Some fans of the show have noted that all of Walt’s enemies have a habit of underestimating him, but the truth is, we as the audience underestimate him as well. When we first see Walt, he is at his lowest and weakest. In the pilot, he gets pushed around by everybody from his boss, his students and even his wife. The man we see in the beginning is not an evil-looking man, but as the show progresses, we watch him become more and more intimidating.

The funny part is, as many terrible things as we watch Walter White do, there are still many people who are still on his side who can see the justification for the things he does. This  is because the show’s writers do such an amazing job of humanizing the character even at his most inhuman moments.

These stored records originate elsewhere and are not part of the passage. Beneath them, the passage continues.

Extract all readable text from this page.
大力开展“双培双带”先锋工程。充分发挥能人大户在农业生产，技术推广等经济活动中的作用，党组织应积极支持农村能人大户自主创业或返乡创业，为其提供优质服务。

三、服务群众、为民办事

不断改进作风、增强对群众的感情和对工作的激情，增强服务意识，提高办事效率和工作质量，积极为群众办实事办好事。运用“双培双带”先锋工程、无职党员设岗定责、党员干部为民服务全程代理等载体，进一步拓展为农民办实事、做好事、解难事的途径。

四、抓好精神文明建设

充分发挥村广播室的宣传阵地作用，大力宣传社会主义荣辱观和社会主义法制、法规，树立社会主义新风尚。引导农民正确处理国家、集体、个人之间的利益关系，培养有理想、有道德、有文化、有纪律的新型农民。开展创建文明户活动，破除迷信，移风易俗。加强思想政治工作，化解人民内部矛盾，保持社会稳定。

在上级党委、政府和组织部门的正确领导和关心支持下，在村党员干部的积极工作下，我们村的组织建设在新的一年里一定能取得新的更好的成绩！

Vince Gilligan, the show’s creator, said that the original pitch for the show was “to take Mr. Chips and turn him into “Scarface.” With Cranston’s role as the father on “Malcolm in the Middle” and his talent in playing serious roles — like the financial deviant Stan Grossman in “Little Miss Sunshine” — it isn’t hard to buy either role.

Many people have praised Cranston for his performance in this show, and they should. Unlike some shows where a character walks the precarious line between good and evil, Cranston is completely believable in both positions.

However, the real secret to this show’s success is the strength of the supporting cast. Aaron Paul plays a high school dropout and former student of Walt’s named Jesse Pinkman that provides Walt a window into the drug dealing world.

Dean Norris plays Hank, a DEA agent and Walt’s brother-in-law. Anna Gunn, plays Walt’s wife, who gets a lot of hate from fans, but her performance is absolutely amazing. All of these roles in the hands of lesser actors would make an inferior show, but their talent raises the quality of an already amazing show.

To make a movie, you need a lot of things to come together just right. The lighting, the cinematography, the director, the actors, the writers, the editors and many other factors all have to be just right — if one element is off by even a little bit, it can be enough to ruin the entire experience.

A TV show has to do all the same things, but keep it up season after season.

The main reason why “Breaking Bad” was one of the best dramas on TV is because it managed to take every single element and make it work for five seasons. Yes, Cranston’s performance is amazing; yes the supporting cast is also amazing; but so are the directors, the editors and especially the writers.

Of course, the show is one of the most successful shows of it’s type, but it still seems as there are some people who still aren’t into it.

Chances are, if you have seen the show and tried to get one of your friends to watch it, you’ve probably heard them tell you that they couldn’t get into it.

This is most likely because of the slow pace of the first season. Come to think of it, a great deal of the show is actually pretty slow. There is literally an entire episode where Walt and Jesse try to kill a fly.

If you stick with it, the final season is incredibly action packed. This is probably why a lot of fans who had kept up with it by season five thought it was amazing, whereas other people who were just starting season one didn’t get it.

The show might have it’s slow moments, but ask any fan who watched the final season, and you can be sure it will be well worth it in the end.